What is a Kubernetes Pod?

... different perspectives on the same thing!

There are two perspectives on the question of what a pod is. One perspective is from Kubernetes. Here, a pod is the atomic unit of scheduling.

On the other hand, if you look at a running Linux system, there are really no such things as containers or pods. Even what you call containers are at the end of the day just Linux processes with isolated views and restricted resources. These isolations resp. restrictions are based on some Linux technologies which include:

  1. Namespaces: Namespaces provide a way to isolate resources at the kernel level, such as process ID (PID) namespaces, network namespaces, and mount namespaces. Each container gets its own set of namespaces, which isolates it from other containers and the host system.
  2. Control groups (cgroups): Control groups allow the system to limit the resources that a container can use, such as CPU, memory, and disk I/O. Cgroups ensure that a container does not consume more resources than it is allowed and prevent it from affecting the performance of other containers and the host system.
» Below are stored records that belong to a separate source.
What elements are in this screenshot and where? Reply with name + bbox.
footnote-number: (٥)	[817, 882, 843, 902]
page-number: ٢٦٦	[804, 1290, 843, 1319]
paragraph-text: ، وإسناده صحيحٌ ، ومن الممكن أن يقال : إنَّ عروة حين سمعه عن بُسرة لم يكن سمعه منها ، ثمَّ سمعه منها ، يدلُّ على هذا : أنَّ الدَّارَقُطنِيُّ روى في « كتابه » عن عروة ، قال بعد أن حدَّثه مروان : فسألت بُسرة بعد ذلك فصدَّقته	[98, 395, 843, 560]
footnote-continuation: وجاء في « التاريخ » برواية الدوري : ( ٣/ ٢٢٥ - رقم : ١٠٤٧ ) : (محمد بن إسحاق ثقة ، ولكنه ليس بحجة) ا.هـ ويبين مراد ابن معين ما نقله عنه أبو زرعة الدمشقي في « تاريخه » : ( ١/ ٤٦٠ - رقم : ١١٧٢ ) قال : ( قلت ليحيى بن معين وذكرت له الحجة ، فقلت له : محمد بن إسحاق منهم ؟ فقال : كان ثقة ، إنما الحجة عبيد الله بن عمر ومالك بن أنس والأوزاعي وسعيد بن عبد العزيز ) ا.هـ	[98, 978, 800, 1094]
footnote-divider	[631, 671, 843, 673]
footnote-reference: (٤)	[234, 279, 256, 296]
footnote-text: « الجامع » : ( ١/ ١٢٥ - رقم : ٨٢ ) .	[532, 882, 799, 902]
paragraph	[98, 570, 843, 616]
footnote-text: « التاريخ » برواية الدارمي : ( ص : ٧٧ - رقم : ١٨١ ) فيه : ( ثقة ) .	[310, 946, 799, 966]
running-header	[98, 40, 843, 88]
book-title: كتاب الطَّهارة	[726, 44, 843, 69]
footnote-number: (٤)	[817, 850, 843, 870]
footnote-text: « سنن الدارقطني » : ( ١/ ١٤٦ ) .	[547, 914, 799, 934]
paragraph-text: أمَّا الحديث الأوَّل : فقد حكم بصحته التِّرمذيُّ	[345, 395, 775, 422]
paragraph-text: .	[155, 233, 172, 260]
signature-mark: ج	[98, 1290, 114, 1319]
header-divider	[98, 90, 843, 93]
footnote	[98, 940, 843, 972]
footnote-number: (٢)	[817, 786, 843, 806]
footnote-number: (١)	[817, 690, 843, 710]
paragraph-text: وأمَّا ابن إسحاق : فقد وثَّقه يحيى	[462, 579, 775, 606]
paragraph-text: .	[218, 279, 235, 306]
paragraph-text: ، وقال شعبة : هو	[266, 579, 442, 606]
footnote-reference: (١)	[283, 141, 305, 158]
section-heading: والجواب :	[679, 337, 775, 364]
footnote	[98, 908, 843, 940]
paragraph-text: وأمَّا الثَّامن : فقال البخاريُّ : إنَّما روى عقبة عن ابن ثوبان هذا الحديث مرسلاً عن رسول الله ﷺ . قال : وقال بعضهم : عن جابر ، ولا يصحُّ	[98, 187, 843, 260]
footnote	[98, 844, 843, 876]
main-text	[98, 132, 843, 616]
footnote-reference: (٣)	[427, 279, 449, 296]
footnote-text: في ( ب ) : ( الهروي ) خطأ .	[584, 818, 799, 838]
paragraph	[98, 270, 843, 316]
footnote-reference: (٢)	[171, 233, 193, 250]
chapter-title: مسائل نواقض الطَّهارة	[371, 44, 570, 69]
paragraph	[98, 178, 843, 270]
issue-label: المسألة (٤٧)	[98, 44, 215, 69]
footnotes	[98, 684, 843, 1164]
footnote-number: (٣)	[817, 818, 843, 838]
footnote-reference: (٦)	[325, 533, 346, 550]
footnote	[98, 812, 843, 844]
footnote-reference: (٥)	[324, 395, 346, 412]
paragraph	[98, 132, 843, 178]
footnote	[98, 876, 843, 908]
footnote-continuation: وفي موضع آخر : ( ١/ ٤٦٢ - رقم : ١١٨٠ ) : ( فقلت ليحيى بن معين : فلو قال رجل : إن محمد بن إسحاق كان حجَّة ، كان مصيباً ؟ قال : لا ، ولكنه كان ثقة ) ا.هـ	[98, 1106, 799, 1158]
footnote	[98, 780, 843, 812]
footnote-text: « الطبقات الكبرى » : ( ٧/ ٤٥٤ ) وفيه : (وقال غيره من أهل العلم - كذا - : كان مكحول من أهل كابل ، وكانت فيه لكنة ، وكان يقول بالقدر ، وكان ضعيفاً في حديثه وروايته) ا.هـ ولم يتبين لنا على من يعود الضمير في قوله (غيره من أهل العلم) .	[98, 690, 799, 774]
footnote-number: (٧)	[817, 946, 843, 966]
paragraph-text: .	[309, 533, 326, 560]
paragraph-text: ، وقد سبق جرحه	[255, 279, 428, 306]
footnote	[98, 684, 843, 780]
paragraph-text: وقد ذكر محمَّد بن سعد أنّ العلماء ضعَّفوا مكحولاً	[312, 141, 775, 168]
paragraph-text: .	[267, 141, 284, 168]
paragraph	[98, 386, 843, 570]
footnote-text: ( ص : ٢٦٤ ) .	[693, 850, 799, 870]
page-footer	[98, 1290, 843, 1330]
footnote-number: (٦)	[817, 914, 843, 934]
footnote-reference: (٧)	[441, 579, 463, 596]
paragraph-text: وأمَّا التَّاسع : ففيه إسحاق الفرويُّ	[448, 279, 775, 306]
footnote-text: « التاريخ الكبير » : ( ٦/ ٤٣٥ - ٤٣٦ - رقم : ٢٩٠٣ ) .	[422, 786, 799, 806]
So, Containers as everyone knows them are normal processes that are executed using namespaces and cgroups. If you use Docker to run a single application in a container, then Docker creates cgroups and namespaces automatically and you get containers as shown in the following image.

Containers with only one application One-to-one correspondence between applications, namespaces and cgroups

However, with a few more parameters, you can create a container that runs multiple applications that share the same network namespace and can communicate with each other via localhost. First you start a container with a single webserver:

$ docker run -d --ipc="shareable" --name nginx -v `pwd`/nginx.conf:/etc/nginx/nginx.conf -p 8080:80 nginx

using this *.conf-file:

error_log stderr;
events { worker_connections 1024; }
http {
     access_log /dev/stdout combined;
     server {
         listen 80 default_server;
         server_name example.com www.example.com;
         location / {
             proxy_pass http://127.0.0.1:2368;
        }
    }
    server_tokens off;
 }

Then you join this namespace with a second application:

$ docker run -d --name some-ghost --net=container:nginx --ipc=container:nginx --pid=container:nginx -e NODE_ENV=development ghost

Cloud Service Models Pods are (sort of) containers

Hopefully now it becomes clearer what a pod is. Pods define the containers you want to launch and Kubernetes or better the container runtime takes care of creating the namespaces and groups in the right way.